Enquanto a bola não rola, decisões importantes são tomadas nos bastidores. Na sexta-feira, clubes das séries A e B e a CBF escolheram as empresas que vão cuidar das negociações dos direitos de TV do Brasileirão no exterior, entre 2020 e 2023. É um processo necessário e que já vinha se arrastando há anos – passou por sucessivas idas e vindas, acordos que acabaram na Justiça, como o da BR Foot, em 2017 - e que jamais recebeu da entidade e dos próprios clubes, a devida atenção.
A escolha, contudo, mais uma vez parece arriscada.
A vencedora da licitação foi a Global Sports Rights Management , que ficará com os direitos de transmissão em TV aberta, TV fechada, pay per view e streaming em todo o mundo, exceto nos países de língua portuguesa, que pertencem ao Grupo Globo. Independentemente de ter apresentado a melhor proposta, a GSRM é uma aposta perigosa, recentemente foi acusada de fraudar a concorrência de direitos internacionais do campeonato argentino, tendo sido inclusive afastada do processo pelos clubes hermanos e pela AFA.
Segundo a CBF, a concorrência aqui não está concluída, entrará agora em uma segunda fase, "quando as empresas selecionadas passarão por validação do escopo de trabalho, atendimento às normas de governança e conformidade, apresentação das garantias financeiras e formalização dos instrumentos contratuais". Resta saber até onde o passado da GSRM – que já se chamou inclusive Argentina Sports Rights Management -, vai pesar nessa análise final e dar a segurança que o processo precisa.
Os riscos de uma negociação como essa com a Global, não chegam a ser uma novidade por aqui.
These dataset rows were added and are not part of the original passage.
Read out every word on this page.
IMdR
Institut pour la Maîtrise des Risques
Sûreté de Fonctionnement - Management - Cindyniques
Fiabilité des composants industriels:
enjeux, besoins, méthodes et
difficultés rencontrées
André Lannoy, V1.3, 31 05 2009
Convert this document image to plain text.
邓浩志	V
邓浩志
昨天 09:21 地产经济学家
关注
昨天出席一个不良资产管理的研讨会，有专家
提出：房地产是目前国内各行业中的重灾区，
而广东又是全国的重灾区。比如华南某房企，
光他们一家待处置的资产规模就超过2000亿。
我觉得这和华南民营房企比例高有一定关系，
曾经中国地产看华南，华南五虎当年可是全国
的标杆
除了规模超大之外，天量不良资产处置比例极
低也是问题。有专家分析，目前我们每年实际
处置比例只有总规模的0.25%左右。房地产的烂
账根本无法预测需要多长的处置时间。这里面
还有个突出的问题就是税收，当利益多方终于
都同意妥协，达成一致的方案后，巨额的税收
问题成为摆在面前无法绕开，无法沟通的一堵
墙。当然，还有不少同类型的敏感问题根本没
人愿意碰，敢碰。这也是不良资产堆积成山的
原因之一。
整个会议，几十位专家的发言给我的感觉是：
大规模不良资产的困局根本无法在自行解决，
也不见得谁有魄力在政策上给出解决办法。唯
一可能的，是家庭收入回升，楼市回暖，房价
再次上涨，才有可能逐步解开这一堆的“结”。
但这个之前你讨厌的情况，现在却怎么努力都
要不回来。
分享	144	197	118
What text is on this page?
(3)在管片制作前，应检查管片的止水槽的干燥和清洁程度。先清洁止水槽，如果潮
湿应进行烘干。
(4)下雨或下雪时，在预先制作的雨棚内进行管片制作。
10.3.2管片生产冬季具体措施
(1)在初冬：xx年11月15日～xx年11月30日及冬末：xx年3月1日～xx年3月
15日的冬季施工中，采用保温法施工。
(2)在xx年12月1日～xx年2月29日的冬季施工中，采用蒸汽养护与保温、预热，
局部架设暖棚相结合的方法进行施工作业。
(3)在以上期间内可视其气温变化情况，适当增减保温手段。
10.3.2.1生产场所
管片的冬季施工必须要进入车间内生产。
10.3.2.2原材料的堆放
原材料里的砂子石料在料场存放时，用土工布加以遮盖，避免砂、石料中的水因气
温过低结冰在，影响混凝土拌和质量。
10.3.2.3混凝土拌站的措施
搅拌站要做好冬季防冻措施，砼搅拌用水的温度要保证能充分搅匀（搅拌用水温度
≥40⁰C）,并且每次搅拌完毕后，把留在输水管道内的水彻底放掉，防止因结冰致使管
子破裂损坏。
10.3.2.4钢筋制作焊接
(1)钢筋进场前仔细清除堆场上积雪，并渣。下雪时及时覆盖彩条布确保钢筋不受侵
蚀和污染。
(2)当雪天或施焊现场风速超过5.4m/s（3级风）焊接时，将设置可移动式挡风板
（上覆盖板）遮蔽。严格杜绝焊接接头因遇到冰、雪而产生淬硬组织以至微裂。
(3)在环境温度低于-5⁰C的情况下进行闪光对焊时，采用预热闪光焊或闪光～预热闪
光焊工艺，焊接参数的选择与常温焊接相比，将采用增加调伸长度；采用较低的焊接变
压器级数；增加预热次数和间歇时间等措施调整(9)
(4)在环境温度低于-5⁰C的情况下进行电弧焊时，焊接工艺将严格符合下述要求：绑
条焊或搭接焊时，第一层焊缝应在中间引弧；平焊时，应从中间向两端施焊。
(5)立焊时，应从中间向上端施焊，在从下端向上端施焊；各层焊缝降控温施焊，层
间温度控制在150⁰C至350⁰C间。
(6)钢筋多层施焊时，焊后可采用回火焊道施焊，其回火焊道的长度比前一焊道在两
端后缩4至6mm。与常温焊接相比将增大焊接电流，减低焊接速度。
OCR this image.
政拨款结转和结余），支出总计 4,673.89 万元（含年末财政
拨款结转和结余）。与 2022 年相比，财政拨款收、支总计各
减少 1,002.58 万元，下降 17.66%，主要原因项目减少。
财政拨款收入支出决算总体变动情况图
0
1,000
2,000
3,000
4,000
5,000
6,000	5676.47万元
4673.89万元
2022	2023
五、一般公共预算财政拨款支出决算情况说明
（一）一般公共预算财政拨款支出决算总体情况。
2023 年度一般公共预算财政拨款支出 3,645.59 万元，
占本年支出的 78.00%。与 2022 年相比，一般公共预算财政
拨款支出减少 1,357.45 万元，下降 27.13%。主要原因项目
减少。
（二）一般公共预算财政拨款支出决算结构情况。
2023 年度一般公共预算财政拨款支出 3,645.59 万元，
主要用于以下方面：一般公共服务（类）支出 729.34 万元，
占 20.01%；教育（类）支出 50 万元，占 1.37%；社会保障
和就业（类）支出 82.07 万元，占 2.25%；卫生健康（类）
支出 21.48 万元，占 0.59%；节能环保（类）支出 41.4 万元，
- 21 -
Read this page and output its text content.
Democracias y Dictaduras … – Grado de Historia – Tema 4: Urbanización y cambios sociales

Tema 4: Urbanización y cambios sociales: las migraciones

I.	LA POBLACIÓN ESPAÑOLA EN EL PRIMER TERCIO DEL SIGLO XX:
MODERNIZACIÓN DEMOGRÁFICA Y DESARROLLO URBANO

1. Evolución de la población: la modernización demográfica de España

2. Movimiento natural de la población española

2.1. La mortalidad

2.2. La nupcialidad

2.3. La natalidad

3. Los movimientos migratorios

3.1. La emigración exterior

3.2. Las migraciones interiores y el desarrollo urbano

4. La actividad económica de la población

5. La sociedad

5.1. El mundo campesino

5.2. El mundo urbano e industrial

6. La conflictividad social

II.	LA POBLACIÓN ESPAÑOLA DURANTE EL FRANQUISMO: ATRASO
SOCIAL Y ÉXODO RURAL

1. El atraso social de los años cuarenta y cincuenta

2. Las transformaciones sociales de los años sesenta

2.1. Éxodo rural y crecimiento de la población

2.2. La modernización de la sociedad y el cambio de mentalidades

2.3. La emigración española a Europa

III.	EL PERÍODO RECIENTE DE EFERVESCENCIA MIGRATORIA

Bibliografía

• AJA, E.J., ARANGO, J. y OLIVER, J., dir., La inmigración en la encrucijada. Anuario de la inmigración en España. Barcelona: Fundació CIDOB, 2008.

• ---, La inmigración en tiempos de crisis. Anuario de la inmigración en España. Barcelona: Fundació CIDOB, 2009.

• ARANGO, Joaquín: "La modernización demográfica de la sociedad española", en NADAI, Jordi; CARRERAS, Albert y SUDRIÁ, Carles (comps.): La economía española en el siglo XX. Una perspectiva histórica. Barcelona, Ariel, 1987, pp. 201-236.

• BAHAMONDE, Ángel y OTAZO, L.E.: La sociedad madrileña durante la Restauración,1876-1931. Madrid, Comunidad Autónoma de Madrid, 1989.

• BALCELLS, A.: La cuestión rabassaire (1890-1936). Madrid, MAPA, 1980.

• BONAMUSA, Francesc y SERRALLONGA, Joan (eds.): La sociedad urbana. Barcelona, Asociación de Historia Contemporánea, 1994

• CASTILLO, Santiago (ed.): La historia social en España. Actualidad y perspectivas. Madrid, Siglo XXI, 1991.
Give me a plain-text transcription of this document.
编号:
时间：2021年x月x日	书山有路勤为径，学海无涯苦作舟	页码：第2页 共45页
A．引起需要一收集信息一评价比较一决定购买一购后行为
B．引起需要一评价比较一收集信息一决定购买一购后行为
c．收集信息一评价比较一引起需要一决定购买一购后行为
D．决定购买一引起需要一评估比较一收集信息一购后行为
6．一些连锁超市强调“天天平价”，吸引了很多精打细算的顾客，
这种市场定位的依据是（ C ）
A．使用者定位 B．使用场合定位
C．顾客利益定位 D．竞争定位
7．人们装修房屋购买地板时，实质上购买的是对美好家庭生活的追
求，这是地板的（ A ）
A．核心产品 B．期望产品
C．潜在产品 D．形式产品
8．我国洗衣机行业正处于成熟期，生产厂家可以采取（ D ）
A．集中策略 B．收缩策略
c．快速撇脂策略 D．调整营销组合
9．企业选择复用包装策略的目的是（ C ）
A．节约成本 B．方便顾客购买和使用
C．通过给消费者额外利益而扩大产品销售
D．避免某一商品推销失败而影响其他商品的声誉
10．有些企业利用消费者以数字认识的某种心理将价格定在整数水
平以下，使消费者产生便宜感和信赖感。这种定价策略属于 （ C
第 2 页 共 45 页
Clubes brasileiros, individual ou coletivamente, são useiros e vezeiros de fazer escolhas erradas em relações com empresas e investidores estrangeiros. Há os casos do Flamengo com a ISL, que levou ao impeachment do ex-presidente Edmundo Santos Silva, do Vasco com Bank of América, do Corinthians com a MSI do iraniano Kia Joorabchian. Todas acabaram sem um final feliz.
O futebol brasileiro, em que pese nosso calendário jabuticaba e o fuso horário ingrato para os mercados do Hemisfério Norte, tem potencial de crescer lá fora. O Flamengo de 2019, ainda que sendo um ponto fora da curva, tendo um treinador europeu e jogadores que fizeram história por lá, mostrou um razoável grau de interesse e de audiência - ainda que com jogos tarde da noite, especialmente em países como Portugal e Espanha.
O sucesso virá se trabalharmos direito. O lado bom da negociação dos clubes – apenas o Athletico Paranaense não participou por não concordar com os valores oferecidos – é que pela primeira vez privilegiou-se a exposição do Brasileirão na Europa e na Ásia, mesmo recebendo um preço mais baixo do que poderiam almejar. Isso, como afirma o jornalista Paulo Vinícius Coelho, no Blog do PVC, vai funcionar como uma degustação, vai formar audiência, permitindo contrato mais vantajoso daqui a quatro anos – uma estratégia semelhante a que foi adotada pela Premier League em sua globalização.
O momento para que uma negociação desse porte se conclua não é dos melhores. A pandemia do coronavírus que parou o esporte mundial, ainda alimenta a incerteza de como o futebol vai se reerguer aqui e lá fora. Como será o calendário, como estará a disposição de patrocinadores para investir, manter e renovar contratos, e qual será o interesse efetivo dos players de exibição e das grandes plataformas de mídia digital, são incógnitas que persistem.
E certo, porém, que a TV terá papel primordial na reconstrução do que será este novo mundo. Talvez uma influência ainda maior do que teve até aqui. Sem ela, a globalização das marcas - uma possibilidade real para um seleto grupo de clubes brasileiros - simplesmente não existirá. Que a decisão tomada pela cartolagem não roube mais uma vez as expectativas dos clubes, possa representar, de fato, um passo à frente para o futebol brasileiro.